Bomba della II Guerra Mondiale a Eboli: evacuazione e bonifica, tutte le misure di sicurezza
Un ordigno bellico della Seconda guerra mondiale è stato scoperto ieri mattina in un cantiere edile ad Eboli, nel Salernitano. Si tratta di una bomba d’aereo inglese da 250 libbre (circa 113 kg), risalente al conflitto 1939-1945. L’inatteso ritrovamento ha subito attivato la macchina della Protezione civile: stamane, nella Prefettura di Salerno, si è tenuta una riunione di coordinamento per pianificare la bonifica e garantire la massima sicurezza della popolazione.
Ieri il rinvenimento: cantiere bloccato e zona transennata
L’allarme è scattato poco dopo l’inizio dei lavori. Gli operai impegnati in un cantiere situato in un’area periferica di Eboli hanno notato un corpo metallico insolito: si trattava della bomba, ancora parzialmente sepolta. Immediatamente è stato interdetto l’accesso all’area e chiamati i tecnici del 118 e gli artificieri dell’Esercito.

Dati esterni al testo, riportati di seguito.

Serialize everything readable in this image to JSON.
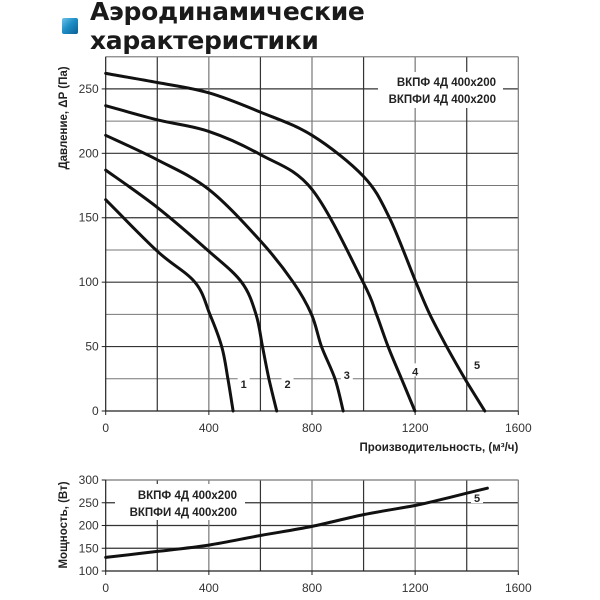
{
  "header": {
    "title": "Аэродинамические характеристики",
    "icon": "blue-square-bullet-icon",
    "icon_color": "#1e8fc6"
  },
  "chart_data": [
    {
      "id": "pressure",
      "type": "line",
      "title": "Аэродинамические характеристики",
      "xlabel": "Производительность, (м³/ч)",
      "ylabel": "Давление, ΔP (Па)",
      "xlim": [
        0,
        1600
      ],
      "ylim": [
        0,
        275
      ],
      "xticks": [
        0,
        400,
        800,
        1200,
        1600
      ],
      "yticks": [
        0,
        50,
        100,
        150,
        200,
        250
      ],
      "grid": true,
      "grid_x_step": 200,
      "grid_y_step": 25,
      "legend": [
        "ВКПФ 4Д 400x200",
        "ВКПФИ 4Д 400x200"
      ],
      "legend_position": "upper right",
      "series": [
        {
          "name": "1",
          "x": [
            0,
            200,
            346,
            404,
            450,
            474,
            494
          ],
          "y": [
            164,
            124,
            100,
            75,
            50,
            25,
            0
          ]
        },
        {
          "name": "2",
          "x": [
            0,
            200,
            400,
            527,
            583,
            608,
            633,
            663
          ],
          "y": [
            187,
            158,
            124,
            100,
            75,
            50,
            25,
            0
          ]
        },
        {
          "name": "3",
          "x": [
            0,
            200,
            400,
            600,
            727,
            798,
            837,
            889,
            921
          ],
          "y": [
            214,
            195,
            172,
            132,
            100,
            75,
            50,
            25,
            0
          ]
        },
        {
          "name": "4",
          "x": [
            0,
            200,
            400,
            600,
            800,
            998,
            1050,
            1095,
            1147,
            1199
          ],
          "y": [
            237,
            226,
            217,
            199,
            172,
            100,
            75,
            50,
            25,
            0
          ]
        },
        {
          "name": "5",
          "x": [
            0,
            200,
            400,
            600,
            800,
            1000,
            1100,
            1203,
            1257,
            1322,
            1393,
            1470
          ],
          "y": [
            262,
            255,
            247,
            232,
            214,
            182,
            150,
            100,
            75,
            50,
            25,
            0
          ]
        }
      ],
      "curve_labels": [
        {
          "text": "1",
          "x": 535,
          "y": 20
        },
        {
          "text": "2",
          "x": 705,
          "y": 20
        },
        {
          "text": "3",
          "x": 935,
          "y": 27
        },
        {
          "text": "4",
          "x": 1200,
          "y": 30
        },
        {
          "text": "5",
          "x": 1440,
          "y": 35
        }
      ]
    },
    {
      "id": "power",
      "type": "line",
      "xlabel": "",
      "ylabel": "Мощность, (Вт)",
      "xlim": [
        0,
        1600
      ],
      "ylim": [
        100,
        300
      ],
      "xticks": [
        0,
        400,
        800,
        1200,
        1600
      ],
      "yticks": [
        100,
        150,
        200,
        250,
        300
      ],
      "grid": true,
      "grid_x_step": 200,
      "grid_y_step": 50,
      "legend": [
        "ВКПФ 4Д 400x200",
        "ВКПФИ 4Д 400x200"
      ],
      "legend_position": "upper left",
      "series": [
        {
          "name": "5",
          "x": [
            0,
            200,
            400,
            600,
            800,
            1000,
            1200,
            1300,
            1400,
            1480
          ],
          "y": [
            130,
            143,
            157,
            178,
            198,
            224,
            244,
            257,
            271,
            282
          ]
        }
      ],
      "curve_labels": [
        {
          "text": "5",
          "x": 1440,
          "y": 258
        }
      ]
    }
  ]
}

Il Comando Provinciale dei Vigili del Fuoco ha transennato un raggio di sicurezza di 150 metri, mentre la Polizia Locale ha deviato il traffico. Le prime verifiche hanno confermato che l’ordigno, seppur non più carico di esplosivo, conserva ancora la capsula di detonazione, rendendolo potenzialmente pericoloso in caso di manipolazione impropria.
Oggi la riunione in Prefettura: piano di evacuazione e cronoprogramma
Alle 9:30 di stamane, nella sede della Prefettura di Salerno, si è svolto il tavolo tecnico convocato dal Prefetto Maria Guia Ferro. Alla riunione hanno partecipato:
- il sindaco di Eboli, Mario Conte;
- i rappresentanti della Provincia, della Regione Campania e della Protezione civile regionale;
- il comandante provinciale dei Carabinieri e il dirigente della Polizia di Stato;
- i tecnici dell’Esercito (32° Reggimento Genio Guastatori “Maceratini”) e degli artificieri della Marina Militare;
- i responsabili dell’ASL Salerno e del 118 per l’assistenza sanitaria;
- i gestori di acqua, gas e rete elettrica per valutare eventuali interruzioni di servizio.
Le decisioni operative
L’ordigno verrà rimosso e distrutto in sicurezza entro 72 ore. Il piano prevede:
- Domani sera: chiusura totale al traffico (h 20-6) della Strada Provinciale 417 nel tratto fra l’uscita “Eboli Ovest” dell’A3 e la rotatoria di località Santa Cecilia;
- Sabato 24 giugno: evacuazione preventiva di 350 residenti in un raggio di 200 metri dal cantiere, con allestimento di un centro di accoglienza nella palestra “G. Rossi”;
- Domenica 25 giugno: trasporto dell’ordigno in apposito cassone blindato verso un’area di Poligonico dove, alle 11:00, avverrà l’esplosione controllata.
Come comportarsi: informazioni utili ai cittadini
Il Comune di Eboli ha attivato un numero verde 800-123456 (attivo h 8-20) per informazioni e assistenza. Alle famiglie evacuate sarà garantito il servizio mensa e, se necessario, alloggio in albergo. I mezzi pubblici subiranno deviazioni: le linee extraurbane “Salerno-Eboli-Ponte Barizzo” e “Campagna-Eboli” saranno dirottate su viabilità alternativa con tempi di percorrenza maggiorati di 15 minuti.
I sindacati di categoria hanno chiesto e ottenuto la sospensione dei turni di lavoro nel cantiere fino a completa bonifica. “La sicurezza dei lavoratori e della popolazione è prioritaria” ha dichiarato il prefetto Ferro al termine del vertice, ringraziando “le forze dell’ordine e i tecnici per la tempestività con cui stanno affrontando l’emergenza”.
Il fenomeno dei residuati bellici in Campania
La Campania, terra di scontri e insediamenti militari durante la Seconda guerra mondiale, registra ancora oggi numerosi rinvenimenti di ordigni inesplosi. Secondo i dati del Ministero della Difesa, nel 2022 sono stati recuperati 1.736 residuati bellici in tutta Italia, 126 dei quali in Campania. L’ultimo caso simile nel Salernitano risale al novembre 2021, quando un’altra bomba da 500 libbre fu scoperta durante i lavori di ampliamento della SS18.
Gli esperti ricordano che la bonifica post-bellica italiana è ancora in corso: si stima che siano rimasti sepolti, soprattutto nelle regioni del Sud, oltre 15 milioni di ordigni di vario calibro. Il consiglio, in caso di ritrovamento, è di non toccare l’oggetto, allontanarsi e avvisare immediatamente il 112.